Dna and Fingerprints

Research papers on DNA fingerprint evidence explicate the difference between regular fingerprint evidence and DNA fingerprint evidence and focus on what criminal justice experts call the "DNA fingerprint".
Traditionally, research papers on the term "fingerprint" refer to patterns that are highly characteristic to an individual's ridged skin of the distal finger phalanges. With regard to individual specificity, research papers on DNA fingerprinting point out that the practice is comparable to its namesake. However, for the layman, this is where the similarities stop. Although classical fingerprints can tell us whether a suspect has been at a crime scene or not, there are currently no means to correlate fingerprints to personal characteristics, such as race, gender, or population background. Despite this reasoning, most people are familiar with the concept of traditional fingerprints and therefore the analogy between DNA fingerprinting and traditional fingerprinting is quite useful and commonly made.

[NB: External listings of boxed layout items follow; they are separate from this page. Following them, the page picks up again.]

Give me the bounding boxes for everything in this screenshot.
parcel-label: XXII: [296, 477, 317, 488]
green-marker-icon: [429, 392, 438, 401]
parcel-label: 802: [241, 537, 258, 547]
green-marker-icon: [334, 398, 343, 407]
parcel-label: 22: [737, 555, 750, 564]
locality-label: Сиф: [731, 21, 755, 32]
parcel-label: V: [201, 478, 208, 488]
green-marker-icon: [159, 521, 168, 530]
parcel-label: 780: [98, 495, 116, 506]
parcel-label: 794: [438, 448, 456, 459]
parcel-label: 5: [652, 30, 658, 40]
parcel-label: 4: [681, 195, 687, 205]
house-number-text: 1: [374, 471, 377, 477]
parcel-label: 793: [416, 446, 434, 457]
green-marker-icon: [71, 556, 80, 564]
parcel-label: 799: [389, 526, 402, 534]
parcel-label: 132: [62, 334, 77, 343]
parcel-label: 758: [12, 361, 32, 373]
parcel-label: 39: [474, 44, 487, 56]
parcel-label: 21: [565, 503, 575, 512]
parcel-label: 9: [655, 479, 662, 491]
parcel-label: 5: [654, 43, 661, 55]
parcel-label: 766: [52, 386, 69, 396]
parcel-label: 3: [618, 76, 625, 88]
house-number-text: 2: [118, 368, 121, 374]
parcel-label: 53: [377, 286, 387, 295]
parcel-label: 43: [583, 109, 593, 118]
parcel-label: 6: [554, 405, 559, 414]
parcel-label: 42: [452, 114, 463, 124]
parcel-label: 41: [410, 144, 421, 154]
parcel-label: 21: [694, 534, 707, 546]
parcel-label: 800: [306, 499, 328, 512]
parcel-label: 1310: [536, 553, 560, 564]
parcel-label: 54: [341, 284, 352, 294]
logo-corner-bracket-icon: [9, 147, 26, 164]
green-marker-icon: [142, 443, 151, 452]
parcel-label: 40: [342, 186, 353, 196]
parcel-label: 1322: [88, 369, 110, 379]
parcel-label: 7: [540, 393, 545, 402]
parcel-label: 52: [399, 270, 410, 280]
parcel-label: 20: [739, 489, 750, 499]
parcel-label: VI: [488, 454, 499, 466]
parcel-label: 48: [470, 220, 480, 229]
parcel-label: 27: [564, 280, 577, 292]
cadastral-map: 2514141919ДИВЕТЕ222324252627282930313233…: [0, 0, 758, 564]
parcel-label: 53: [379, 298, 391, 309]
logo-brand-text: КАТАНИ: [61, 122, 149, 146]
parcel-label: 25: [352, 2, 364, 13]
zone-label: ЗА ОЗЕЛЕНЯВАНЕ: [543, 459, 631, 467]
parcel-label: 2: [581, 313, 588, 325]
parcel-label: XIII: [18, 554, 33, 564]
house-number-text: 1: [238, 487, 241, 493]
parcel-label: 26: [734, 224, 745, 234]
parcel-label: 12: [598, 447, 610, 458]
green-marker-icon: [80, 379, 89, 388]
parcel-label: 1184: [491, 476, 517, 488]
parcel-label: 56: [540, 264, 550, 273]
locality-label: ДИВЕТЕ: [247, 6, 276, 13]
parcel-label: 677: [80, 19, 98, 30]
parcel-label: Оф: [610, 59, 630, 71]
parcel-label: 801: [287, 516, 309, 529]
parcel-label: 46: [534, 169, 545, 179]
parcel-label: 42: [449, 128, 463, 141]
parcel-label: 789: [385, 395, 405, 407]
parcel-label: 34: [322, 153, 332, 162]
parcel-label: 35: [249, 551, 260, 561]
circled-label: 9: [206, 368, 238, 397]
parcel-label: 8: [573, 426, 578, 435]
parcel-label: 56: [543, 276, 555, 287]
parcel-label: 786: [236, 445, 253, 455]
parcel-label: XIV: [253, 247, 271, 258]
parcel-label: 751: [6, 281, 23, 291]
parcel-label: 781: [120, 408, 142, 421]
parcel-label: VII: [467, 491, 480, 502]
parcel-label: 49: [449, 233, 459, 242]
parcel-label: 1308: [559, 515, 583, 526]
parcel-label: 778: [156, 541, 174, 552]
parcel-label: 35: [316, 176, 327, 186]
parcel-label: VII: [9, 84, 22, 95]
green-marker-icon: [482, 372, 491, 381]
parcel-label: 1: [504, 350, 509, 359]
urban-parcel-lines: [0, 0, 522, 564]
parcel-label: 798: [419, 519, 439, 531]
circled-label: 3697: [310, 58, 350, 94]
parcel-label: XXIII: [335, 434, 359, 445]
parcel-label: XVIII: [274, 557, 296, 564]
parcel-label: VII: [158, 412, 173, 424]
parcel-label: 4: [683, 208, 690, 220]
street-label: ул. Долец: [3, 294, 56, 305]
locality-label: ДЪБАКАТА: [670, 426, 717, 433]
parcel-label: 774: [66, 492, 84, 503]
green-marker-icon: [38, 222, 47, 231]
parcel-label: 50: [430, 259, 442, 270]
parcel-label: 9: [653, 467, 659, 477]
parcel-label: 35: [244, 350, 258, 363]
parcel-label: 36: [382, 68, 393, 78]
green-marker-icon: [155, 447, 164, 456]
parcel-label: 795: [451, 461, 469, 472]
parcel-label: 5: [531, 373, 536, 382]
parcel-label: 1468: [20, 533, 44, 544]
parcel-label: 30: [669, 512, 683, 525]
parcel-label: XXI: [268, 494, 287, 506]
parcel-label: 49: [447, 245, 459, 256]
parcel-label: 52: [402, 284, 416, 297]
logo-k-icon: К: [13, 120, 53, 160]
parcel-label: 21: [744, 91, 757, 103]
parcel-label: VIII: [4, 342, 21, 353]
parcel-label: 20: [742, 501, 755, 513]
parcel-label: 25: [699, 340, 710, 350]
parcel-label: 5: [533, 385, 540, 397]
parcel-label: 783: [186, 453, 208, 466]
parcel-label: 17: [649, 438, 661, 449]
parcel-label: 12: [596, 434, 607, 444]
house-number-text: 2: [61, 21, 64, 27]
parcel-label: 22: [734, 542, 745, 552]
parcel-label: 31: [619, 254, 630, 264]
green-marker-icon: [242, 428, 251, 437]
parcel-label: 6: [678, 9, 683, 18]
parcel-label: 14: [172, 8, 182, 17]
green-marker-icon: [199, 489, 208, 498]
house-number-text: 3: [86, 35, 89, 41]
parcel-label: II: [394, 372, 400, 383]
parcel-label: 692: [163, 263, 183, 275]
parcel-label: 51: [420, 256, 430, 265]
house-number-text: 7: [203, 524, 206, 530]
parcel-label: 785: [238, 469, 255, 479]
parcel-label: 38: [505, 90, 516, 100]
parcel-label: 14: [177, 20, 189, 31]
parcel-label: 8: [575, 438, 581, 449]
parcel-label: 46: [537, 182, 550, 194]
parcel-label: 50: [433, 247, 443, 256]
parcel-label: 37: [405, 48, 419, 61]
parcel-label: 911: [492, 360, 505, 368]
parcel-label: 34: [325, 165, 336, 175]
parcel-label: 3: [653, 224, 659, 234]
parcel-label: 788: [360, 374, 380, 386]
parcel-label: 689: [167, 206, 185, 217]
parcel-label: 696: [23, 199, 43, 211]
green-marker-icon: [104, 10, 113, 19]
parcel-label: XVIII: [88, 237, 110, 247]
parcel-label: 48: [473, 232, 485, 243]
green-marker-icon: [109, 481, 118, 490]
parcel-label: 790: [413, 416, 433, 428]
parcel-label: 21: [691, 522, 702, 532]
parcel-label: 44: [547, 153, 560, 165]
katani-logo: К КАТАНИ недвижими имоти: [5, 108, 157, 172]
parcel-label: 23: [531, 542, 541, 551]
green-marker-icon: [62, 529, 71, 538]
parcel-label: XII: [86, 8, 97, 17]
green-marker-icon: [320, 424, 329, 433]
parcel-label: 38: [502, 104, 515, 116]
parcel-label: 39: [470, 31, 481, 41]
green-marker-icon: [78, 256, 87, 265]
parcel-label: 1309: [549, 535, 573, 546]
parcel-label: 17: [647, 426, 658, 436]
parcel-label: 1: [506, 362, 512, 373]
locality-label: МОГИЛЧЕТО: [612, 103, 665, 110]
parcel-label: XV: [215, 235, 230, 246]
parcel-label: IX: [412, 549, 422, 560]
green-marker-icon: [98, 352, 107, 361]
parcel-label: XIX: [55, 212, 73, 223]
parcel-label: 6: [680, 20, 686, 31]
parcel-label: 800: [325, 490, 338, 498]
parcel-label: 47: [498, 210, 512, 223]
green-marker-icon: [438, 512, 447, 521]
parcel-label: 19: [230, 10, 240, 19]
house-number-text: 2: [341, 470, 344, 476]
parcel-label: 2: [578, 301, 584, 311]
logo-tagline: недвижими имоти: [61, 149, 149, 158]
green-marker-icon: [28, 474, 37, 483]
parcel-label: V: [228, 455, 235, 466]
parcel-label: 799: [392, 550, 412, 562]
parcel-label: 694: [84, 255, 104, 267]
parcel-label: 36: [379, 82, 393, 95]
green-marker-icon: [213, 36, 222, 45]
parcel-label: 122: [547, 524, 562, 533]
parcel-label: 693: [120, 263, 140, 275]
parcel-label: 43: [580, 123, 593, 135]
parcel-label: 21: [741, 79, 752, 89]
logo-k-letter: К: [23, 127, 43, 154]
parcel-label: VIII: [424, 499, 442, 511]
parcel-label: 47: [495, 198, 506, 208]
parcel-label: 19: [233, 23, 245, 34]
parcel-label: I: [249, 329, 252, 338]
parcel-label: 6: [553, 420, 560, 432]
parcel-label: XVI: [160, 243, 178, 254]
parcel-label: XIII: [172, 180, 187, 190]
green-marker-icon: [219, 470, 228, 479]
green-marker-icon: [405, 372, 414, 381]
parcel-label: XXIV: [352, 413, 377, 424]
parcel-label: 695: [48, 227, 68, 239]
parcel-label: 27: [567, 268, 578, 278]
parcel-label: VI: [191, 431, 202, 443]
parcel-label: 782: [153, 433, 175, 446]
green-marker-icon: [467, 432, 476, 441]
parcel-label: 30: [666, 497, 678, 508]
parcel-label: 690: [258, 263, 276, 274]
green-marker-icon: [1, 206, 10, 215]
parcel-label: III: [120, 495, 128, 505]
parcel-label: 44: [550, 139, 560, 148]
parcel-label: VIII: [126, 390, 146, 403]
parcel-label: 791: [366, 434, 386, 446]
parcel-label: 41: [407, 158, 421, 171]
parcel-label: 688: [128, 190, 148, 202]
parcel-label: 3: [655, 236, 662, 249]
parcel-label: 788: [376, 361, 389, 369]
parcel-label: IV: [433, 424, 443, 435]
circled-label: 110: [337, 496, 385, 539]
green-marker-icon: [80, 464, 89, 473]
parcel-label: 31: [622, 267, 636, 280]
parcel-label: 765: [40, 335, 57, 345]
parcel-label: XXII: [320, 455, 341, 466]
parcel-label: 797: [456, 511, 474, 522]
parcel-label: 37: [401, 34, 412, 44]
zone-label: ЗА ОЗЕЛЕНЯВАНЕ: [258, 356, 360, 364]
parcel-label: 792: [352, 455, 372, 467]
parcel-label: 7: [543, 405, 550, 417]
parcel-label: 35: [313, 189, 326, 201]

Fingerprints and DNA Profiling
In comparing and contrasting traditional fingerprints to their DNA profiling counterparts, it seems that the two techniques are related on a fundamental genetic level. Researchers and scientists believe that characteristics of the traditional, or dermatoglyphic fingerprint, such as the ridge count, are determined by several genes. In forensic DNA evidence, minutiae in the dermatoglyphic fingerprint patterns are analyzed. The minutiae result from a combination of genetic and non-genetic events during pregnancy.
DNA fingerprints are similar, in that they too arise form genetic information. Although various types of DNA fingerprinting have been developed since the mid-1980's, state-of-the-art DNA profiling depends on what are called "short tandem repeat" polymorphisms (STRs). STRs are segments of DNA that show considerable variation between individuals and can be explained in the following way:
- Criminal investigators have adopted a standard using 13 STR core loci for identifying genetic differences between people.
- These loci are not genes but areas of "junk" DNA found in all human beings.
- Testing one locus gives a 1-in-500 chance that a particular sample of DNA came from a particular individual.
- Testing all 13 loci changes the odds 1 in 82 billion.
In short, with DNA testing, it is not possible to obtain all necessary information to definitively establish an individual's identity.
Dermatoglyphic Fingerprints
This is not the case, however, with dermatoglyphic fingerprints. It seems that with dermatoglyphic fingerprints it is possible to obtain all of the information from all 10 finger pads, with no discrepancies. In essence, fingerprints provide a more comprehensive picture.Putting this in perspective it can be asserted that since only a small portion of human DNA units are available for analysis, the DNA fingerprint is more analogous to a partial fingerprint than a traditional fingerprint. Just as a certain number of points of comparison are necessary to determine two fingerprints are from the same individual, so too is it necessary to compare a certain number of points in the DNA fingerprint to establish identity.